Sunday, March 16, 2014

War Has Changed.


              The difference in war has certainly changed between Vietnam and Global War on Terror.

 I would like to share a personal perspective:

The Army of 2003 (I cannot speak for other services) was still a product of the Cold War. The Army of 2003 was trained and equipped to fight the Soviets on the fields of Germany; coincidently this was also ideal to fighting Iraqis in the deserts of the Middle East. Two years later there was an enlistment crisis, the Iraq Invasion was widely considered an unpopular if not illegal war and therefore a shortage of new recruits was a reality the Army had to contend with. This created a situation where the Army was taking everyone it could get: Convicted felon? No problem, sign here. Failed the mental examination? No problem, sign here. You’d rather join the Army than go to prison? No problem, sign here.

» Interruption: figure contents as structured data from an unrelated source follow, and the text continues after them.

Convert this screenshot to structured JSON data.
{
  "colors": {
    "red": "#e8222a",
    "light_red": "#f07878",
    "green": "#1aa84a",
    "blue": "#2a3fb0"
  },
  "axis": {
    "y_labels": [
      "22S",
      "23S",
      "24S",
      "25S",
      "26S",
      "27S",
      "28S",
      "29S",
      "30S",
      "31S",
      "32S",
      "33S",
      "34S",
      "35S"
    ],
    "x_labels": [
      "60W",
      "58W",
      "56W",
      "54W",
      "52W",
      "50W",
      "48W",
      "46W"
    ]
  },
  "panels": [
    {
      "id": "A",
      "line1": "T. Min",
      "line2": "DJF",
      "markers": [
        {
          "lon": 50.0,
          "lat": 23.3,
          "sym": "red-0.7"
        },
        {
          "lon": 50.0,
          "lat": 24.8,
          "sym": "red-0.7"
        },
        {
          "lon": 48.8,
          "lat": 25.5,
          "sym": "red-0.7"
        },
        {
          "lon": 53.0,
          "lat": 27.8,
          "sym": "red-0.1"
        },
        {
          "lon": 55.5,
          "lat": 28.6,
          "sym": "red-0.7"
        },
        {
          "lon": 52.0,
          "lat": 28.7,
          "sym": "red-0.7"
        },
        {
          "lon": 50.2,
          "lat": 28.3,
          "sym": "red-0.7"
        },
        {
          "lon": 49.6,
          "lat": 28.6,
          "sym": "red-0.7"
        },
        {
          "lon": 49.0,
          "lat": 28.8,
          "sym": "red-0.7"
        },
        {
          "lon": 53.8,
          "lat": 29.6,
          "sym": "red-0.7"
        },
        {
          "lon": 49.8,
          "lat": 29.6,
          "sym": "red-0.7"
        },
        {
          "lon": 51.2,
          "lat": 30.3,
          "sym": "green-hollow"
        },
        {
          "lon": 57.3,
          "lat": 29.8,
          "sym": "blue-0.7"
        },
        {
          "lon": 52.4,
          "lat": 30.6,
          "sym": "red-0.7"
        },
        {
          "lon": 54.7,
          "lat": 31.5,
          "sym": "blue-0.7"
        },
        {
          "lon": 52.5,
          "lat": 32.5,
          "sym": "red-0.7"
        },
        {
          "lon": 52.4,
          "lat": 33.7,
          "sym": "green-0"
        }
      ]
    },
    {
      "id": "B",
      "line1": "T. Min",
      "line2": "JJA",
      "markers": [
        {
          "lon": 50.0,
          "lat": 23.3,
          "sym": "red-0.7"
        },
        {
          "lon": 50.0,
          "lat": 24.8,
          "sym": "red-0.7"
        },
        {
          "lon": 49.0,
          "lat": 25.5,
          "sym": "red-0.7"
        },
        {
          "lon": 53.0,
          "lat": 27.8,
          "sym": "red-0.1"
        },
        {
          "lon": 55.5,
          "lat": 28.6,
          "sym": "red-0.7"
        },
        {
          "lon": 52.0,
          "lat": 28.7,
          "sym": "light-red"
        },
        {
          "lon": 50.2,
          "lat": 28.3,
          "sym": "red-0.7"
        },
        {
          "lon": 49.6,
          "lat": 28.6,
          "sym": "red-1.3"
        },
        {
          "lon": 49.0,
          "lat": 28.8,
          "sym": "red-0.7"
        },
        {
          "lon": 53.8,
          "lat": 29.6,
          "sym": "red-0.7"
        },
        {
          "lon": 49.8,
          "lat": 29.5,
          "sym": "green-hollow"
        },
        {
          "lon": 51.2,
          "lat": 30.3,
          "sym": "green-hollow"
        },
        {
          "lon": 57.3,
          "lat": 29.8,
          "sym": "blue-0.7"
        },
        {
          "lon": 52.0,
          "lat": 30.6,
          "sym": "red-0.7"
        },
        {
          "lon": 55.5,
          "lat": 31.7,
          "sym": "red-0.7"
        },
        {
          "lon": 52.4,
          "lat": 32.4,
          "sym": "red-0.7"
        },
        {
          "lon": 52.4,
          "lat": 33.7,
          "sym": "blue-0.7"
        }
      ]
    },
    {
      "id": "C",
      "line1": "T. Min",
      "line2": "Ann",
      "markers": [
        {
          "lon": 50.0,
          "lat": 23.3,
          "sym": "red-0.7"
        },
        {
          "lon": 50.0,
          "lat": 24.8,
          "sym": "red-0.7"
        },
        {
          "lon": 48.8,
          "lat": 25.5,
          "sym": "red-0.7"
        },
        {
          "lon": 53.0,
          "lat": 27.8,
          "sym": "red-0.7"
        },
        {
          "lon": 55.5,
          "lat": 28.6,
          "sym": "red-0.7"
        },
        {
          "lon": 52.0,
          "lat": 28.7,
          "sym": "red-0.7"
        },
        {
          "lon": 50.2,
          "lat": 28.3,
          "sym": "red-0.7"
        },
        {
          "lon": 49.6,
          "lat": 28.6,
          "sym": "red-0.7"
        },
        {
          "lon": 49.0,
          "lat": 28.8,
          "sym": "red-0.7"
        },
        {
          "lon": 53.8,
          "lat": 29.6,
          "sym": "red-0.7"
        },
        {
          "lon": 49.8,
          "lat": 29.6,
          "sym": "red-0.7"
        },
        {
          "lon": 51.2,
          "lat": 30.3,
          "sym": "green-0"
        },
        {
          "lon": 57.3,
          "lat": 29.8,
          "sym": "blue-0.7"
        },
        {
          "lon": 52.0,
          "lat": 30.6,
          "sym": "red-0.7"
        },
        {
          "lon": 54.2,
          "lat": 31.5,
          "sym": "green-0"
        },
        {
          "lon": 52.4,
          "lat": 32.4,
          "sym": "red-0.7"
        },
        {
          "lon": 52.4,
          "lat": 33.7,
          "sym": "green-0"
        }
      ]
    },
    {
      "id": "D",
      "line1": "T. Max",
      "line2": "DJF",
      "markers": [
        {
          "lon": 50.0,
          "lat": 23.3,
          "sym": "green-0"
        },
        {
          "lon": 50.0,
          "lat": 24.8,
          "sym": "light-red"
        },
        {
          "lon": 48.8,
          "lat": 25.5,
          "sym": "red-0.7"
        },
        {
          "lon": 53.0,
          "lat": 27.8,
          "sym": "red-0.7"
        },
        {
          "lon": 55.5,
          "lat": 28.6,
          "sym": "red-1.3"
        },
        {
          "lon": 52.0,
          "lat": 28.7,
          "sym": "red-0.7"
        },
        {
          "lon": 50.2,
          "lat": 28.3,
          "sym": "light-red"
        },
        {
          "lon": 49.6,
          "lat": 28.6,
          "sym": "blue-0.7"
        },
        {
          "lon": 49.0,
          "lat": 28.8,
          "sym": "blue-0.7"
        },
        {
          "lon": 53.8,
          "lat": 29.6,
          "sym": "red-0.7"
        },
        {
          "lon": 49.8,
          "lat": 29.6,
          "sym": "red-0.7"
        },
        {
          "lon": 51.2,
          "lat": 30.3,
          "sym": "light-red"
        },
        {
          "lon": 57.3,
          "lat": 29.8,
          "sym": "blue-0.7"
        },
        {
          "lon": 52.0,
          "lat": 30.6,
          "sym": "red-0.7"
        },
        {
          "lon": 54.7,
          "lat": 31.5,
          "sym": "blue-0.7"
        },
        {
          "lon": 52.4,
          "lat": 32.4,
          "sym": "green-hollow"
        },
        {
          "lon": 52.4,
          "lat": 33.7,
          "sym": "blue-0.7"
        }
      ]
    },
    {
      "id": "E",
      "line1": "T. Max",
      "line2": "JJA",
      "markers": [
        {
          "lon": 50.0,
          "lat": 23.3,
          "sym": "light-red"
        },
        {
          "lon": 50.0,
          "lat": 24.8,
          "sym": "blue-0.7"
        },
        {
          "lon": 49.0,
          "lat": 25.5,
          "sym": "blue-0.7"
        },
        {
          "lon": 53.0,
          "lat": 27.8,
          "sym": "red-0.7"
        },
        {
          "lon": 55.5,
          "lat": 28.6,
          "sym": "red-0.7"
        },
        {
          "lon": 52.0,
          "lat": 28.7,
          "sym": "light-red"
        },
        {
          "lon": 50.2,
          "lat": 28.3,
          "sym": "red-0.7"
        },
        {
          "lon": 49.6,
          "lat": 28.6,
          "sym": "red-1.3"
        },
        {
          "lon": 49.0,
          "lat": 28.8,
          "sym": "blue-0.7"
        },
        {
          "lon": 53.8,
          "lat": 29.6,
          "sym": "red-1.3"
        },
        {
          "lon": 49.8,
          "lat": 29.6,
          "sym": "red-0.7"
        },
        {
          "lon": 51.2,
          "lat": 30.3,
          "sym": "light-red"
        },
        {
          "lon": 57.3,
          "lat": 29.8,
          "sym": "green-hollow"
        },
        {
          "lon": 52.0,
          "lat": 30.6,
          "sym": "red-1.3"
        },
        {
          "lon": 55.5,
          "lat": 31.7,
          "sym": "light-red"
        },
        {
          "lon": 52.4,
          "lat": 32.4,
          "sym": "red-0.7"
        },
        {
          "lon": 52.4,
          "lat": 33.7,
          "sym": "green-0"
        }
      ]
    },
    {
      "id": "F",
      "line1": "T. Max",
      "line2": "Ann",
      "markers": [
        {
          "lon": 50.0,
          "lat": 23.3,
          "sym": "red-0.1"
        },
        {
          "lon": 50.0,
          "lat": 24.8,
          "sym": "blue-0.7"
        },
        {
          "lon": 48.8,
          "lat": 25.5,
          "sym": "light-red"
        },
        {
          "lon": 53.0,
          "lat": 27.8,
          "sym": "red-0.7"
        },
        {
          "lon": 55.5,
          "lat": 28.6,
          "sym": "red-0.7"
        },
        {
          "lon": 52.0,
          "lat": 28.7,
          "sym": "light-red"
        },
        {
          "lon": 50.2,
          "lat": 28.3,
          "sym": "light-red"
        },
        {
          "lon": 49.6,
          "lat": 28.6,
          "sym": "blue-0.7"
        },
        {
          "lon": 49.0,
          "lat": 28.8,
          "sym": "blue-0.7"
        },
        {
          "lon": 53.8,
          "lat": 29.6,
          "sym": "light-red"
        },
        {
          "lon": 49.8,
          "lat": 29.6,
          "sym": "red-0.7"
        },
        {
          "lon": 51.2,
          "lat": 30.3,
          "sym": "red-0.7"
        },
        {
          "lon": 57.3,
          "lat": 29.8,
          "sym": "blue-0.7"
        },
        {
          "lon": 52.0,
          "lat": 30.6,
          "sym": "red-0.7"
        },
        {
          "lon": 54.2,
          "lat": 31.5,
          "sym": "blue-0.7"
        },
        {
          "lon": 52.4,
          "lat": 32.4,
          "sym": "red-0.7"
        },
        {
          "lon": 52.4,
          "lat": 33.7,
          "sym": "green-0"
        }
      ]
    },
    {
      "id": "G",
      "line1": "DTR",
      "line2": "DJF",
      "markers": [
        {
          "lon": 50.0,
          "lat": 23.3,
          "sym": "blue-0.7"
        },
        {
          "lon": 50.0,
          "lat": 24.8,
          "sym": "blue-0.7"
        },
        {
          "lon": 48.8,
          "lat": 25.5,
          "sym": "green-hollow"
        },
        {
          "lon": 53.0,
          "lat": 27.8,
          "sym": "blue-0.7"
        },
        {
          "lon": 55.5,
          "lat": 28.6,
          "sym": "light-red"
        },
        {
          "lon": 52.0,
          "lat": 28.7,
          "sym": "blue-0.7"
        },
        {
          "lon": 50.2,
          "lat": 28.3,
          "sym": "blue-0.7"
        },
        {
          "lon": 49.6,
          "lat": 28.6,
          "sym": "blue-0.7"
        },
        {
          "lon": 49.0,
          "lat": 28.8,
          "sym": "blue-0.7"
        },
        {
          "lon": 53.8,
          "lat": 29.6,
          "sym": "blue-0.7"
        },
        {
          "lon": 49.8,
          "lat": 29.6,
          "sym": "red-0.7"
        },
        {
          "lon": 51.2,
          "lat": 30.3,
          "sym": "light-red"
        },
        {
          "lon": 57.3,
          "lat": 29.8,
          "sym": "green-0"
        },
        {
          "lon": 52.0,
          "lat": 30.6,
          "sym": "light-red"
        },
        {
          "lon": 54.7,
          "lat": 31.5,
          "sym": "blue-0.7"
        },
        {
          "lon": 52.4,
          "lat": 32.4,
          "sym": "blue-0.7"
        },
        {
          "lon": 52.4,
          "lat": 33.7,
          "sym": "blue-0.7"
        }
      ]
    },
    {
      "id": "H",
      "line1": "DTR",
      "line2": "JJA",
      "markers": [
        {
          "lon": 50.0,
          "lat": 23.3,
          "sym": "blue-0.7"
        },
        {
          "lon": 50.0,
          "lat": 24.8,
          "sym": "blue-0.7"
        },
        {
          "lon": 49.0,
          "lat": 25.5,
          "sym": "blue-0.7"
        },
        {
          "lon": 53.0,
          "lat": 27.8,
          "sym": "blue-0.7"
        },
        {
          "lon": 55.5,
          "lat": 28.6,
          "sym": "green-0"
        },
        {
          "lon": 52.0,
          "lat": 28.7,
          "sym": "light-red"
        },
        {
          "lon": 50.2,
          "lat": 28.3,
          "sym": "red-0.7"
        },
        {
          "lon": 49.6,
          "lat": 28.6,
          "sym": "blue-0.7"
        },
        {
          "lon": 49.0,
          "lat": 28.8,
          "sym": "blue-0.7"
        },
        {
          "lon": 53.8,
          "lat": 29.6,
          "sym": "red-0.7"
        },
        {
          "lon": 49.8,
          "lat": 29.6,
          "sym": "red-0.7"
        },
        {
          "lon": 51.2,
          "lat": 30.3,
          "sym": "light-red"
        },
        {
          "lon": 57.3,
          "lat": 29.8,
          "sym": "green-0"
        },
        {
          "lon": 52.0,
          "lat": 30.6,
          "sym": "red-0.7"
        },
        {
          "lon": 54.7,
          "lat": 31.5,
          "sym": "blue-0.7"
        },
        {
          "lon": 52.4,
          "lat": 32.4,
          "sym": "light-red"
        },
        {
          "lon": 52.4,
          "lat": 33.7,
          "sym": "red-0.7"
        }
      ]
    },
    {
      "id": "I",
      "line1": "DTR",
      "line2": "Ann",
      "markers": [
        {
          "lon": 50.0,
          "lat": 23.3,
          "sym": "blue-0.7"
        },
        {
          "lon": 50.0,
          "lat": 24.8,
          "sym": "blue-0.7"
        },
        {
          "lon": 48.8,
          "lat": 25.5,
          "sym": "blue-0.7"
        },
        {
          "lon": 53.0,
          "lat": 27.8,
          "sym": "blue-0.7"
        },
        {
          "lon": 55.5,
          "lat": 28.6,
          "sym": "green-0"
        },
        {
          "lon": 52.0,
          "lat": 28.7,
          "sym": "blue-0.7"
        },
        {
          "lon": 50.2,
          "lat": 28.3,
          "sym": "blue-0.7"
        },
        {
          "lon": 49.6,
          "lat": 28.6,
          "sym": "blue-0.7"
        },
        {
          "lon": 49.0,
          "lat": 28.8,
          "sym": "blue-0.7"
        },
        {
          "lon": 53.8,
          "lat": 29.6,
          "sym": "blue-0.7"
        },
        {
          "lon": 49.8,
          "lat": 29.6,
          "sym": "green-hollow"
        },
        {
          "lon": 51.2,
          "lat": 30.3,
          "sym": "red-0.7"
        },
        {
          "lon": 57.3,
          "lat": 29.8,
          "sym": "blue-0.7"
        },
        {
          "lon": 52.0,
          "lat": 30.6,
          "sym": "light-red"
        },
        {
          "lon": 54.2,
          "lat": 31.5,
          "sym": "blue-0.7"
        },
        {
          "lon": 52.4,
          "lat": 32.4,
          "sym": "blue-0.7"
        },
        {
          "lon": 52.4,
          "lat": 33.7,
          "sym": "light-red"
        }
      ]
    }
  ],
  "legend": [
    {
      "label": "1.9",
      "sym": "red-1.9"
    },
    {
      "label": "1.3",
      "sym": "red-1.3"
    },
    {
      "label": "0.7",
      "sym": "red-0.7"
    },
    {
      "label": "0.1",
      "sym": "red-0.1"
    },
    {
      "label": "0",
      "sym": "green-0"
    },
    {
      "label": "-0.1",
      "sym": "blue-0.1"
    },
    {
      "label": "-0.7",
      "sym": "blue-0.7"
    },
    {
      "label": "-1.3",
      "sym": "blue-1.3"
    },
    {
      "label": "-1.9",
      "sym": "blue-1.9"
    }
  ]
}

The Army of 2005 was a mob of roughnecks, felons, and patriots. In the midst of it was an 18 year old white kid from the suburbs who didn’t want to go to college. Basic training was still teaching the tactics of all out mechanized war; tactics used to kill Soviets. The Army’s equipment was the same used to invade Panama in 1989 and Iraq in 1991. Drill Sergeants were teaching the things seen in 80s action movies. We were taught how to shoot from the hip, how to make a wall out of bullets, how to throw hand grenades, and how to use a bayonet. Painted on a wall in the giant room my 60 man platoon lived was the phrase, “Bullets don’t kill people: bayonets and bombs kill people.” That was what we were training for, massed firepower against an enemy which would allow us to get close enough to throw grenades and eventually get even closer so we could utilize our bayonets to finally and completely destroy our enemy. One day we were being taught how to enter and clear a room. The idea is for a group of soldiers to enter a room and instantly be able to visually and if necessary violently render a room secure. Our Drill Sergeant began by telling us that if we thought an enemy was present in a room the best thing to do was have armor send a high explosive round through the window. If no armor was present use an anti-tank rocket. If no anti-tank rocket was available use hand grenades. He then went on to tell us if we didn’t feel the need to do this, there wasn’t a need to use the enter and clear technique anyway. This was the war my Army’s generation of rough and sordid characters was being trained to do, to fight a classic war where civilians were absent and only the enemy was a threat.

The Army of 2006 realized it had a problem. Iraq was on the verge of delving into an all-out civil war. Genocide was almost a reality. Every morning when the sun came up hundreds of corpses were found. Death squads roamed the night freely, executing people for reasons I could never understand. The Army was powerless to stop it. Why shouldn’t they be? They were trained to engage, close with, and destroy an enemy; not win hearts and minds. The same troubles that plagued the Vietnam War were repeated themselves, something had to change.

The answer was the development of counter-insurgency training on a mass scale. All out 80s style combat was replaced with surgical applications of power, building relations with locals, rebuilding infrastructure, and doing it all at the smallest levels possible. The roughnecks that populated the Army were quickly retrained to protect innocents while combating the enemy. Combat operations began to focus more on rebuilding Iraq rather than waiting for Iraq to rebuild itself. The leaders of militias and other violent groups became the targets and operations also tended to involve specific raids to detain those leaders at home rather than engage in street fighting.

The Army of 2007 was the first to put these principles into action. The troop Surge of that year flooded the city of Baghdad and surrounding areas with tens of thousands of troops in an attempt to overwhelm the militias and other insurgent forces that were actively engaged in sectarian violence. The strategy worked. The Army was able to rebuild the city which in turn made friends from the local populations which allowed for the identifying of insurgent leaders, which led to low key precision raids to detain those leaders, which led to insurgent groups falling apart. The Iraq War created an Army that was much more professional, highly trained, and disciplined than anything seen during the Vietnam War. Lessons were learned and it proved to be successful. Whether that success continues is irrelevant, without the groundbreaking strategy of giving even the smallest unit the skills to be elite, the war was saved from outright disaster.  Vietnam, Iraq was not.

             

1 comment:

  1. Wow. It was interesting reading your post. I really like how you took your time to explain the army over a course of 4 years from 2003-2007, and personally it was enlightening. As sad as it is to admit I really don't read too much into war or think about it too much but this class has changed that and reading your post taught me a few things (well a lot of things) I did not know.